Reduce Interference in Wireless Mesh Network

interferenceRF

I am playing with the idea of mesh network path finding. The goal is that each node can find the most efficient path through other node to a hub.

One way I could approach it is by flooding the network so each node can decide which node is best to connect with. See the following pseudo code that each node runs

Ping out my ID
Wait for responses (all nodes that heard the ping reply their ID and to-hub 'cost')
Ignore replys with no to-node cost, they aren't connected to hub yet
Record ID and Connection Quality + to-hub cost
Pair with lowest cost node
Record as Parent
  Wait for connections from other nodes, record as child
  Forward data from children to parent

The only problem is that when a node pings, multiple nodes may hear it and respond at the same time, possibly creating interference, and giving the node no time to record neighbours.

Possible solution: Each node is delayed by a factor of its ID and time it takes to respond

How else may I limit the amount of interference in my network?

Best Answer

This sort of protocol can be really difficult to solve. I'll say a few words about a project I was involved with years ago.

A "new node" didn't ping rather it listened - basically it picked-up on any nearby node that was already a member (it was listening for the node_members regular hub transmission). Doing it this way means the new_node didn't interfere with anything and, could silently choose the optimum "parent" i.e. the node_member with the most efficient transmission to the hub (master).

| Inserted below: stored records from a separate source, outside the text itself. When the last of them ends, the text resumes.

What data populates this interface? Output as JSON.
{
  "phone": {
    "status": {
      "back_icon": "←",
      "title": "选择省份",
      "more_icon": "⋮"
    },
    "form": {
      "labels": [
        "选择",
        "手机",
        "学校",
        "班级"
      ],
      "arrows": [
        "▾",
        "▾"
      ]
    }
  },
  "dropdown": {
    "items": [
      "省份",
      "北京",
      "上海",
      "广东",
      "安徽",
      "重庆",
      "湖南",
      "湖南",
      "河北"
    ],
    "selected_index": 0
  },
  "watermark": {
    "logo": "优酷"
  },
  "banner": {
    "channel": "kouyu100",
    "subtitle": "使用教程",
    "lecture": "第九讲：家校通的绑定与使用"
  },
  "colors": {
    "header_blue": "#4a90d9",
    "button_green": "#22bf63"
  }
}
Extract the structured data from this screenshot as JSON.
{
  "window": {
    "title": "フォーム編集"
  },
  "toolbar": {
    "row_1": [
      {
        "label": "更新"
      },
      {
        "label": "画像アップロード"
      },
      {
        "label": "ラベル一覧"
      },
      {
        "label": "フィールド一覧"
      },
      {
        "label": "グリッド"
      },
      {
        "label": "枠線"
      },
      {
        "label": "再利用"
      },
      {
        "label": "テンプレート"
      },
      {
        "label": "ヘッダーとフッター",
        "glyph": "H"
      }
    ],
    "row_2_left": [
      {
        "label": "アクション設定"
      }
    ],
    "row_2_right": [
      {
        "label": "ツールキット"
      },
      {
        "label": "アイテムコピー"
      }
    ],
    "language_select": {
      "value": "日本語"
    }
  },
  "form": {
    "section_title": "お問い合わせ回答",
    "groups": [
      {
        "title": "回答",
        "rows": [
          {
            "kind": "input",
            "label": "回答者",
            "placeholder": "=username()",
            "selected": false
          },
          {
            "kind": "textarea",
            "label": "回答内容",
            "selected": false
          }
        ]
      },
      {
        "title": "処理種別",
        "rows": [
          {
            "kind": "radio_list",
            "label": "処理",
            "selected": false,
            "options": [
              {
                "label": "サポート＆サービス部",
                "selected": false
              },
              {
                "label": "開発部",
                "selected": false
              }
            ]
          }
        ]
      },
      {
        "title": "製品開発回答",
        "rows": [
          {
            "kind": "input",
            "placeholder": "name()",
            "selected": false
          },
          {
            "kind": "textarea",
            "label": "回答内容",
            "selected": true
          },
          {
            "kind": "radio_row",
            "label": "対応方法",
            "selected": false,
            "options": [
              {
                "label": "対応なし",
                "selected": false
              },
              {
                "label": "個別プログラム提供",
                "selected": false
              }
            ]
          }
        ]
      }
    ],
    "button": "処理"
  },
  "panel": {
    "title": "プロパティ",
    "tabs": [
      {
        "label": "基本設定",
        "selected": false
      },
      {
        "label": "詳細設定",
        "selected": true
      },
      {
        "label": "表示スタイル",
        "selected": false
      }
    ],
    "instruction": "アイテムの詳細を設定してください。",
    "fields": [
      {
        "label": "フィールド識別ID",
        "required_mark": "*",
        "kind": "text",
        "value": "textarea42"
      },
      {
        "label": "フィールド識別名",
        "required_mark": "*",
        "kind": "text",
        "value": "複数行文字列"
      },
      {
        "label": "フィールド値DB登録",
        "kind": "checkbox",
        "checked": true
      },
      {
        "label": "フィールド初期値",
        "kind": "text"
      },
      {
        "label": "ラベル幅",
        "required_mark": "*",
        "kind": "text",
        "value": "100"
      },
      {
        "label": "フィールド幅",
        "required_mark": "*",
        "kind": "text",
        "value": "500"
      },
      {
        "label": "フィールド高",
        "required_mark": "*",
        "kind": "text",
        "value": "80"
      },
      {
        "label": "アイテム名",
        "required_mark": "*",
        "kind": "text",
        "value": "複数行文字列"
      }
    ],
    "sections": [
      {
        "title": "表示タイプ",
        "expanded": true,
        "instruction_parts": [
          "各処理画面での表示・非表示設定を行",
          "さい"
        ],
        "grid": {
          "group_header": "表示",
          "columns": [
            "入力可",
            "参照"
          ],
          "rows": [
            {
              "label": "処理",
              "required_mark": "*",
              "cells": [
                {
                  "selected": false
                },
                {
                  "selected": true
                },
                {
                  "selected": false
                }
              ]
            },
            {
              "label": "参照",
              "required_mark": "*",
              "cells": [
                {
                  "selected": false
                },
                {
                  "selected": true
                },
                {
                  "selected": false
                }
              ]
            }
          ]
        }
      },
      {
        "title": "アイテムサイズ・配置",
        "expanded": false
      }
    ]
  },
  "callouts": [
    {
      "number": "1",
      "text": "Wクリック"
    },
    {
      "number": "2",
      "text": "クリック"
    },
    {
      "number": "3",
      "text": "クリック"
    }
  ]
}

At regular intervals (obviously recognizable by the new_node), each node_member had a small timeslot to accept a "new node" request (should one come along). Basically this worked because there was always a "spare" receive time slot "offered" by only one node_member at a time that could be used for the new_node to make its presence known.

Once the parent (node_member) adopted the new_node, the whole network then had to accomodate space for the new guy to become a bona fide node_member and this does take some thinking about.

It's an interesting problem and probably best solved and developed by writing a PC program that simulates a variable system with random path losses and drop-outs. That's what we started to do but, the job fell-through for commercial reasons that I don't need to go into.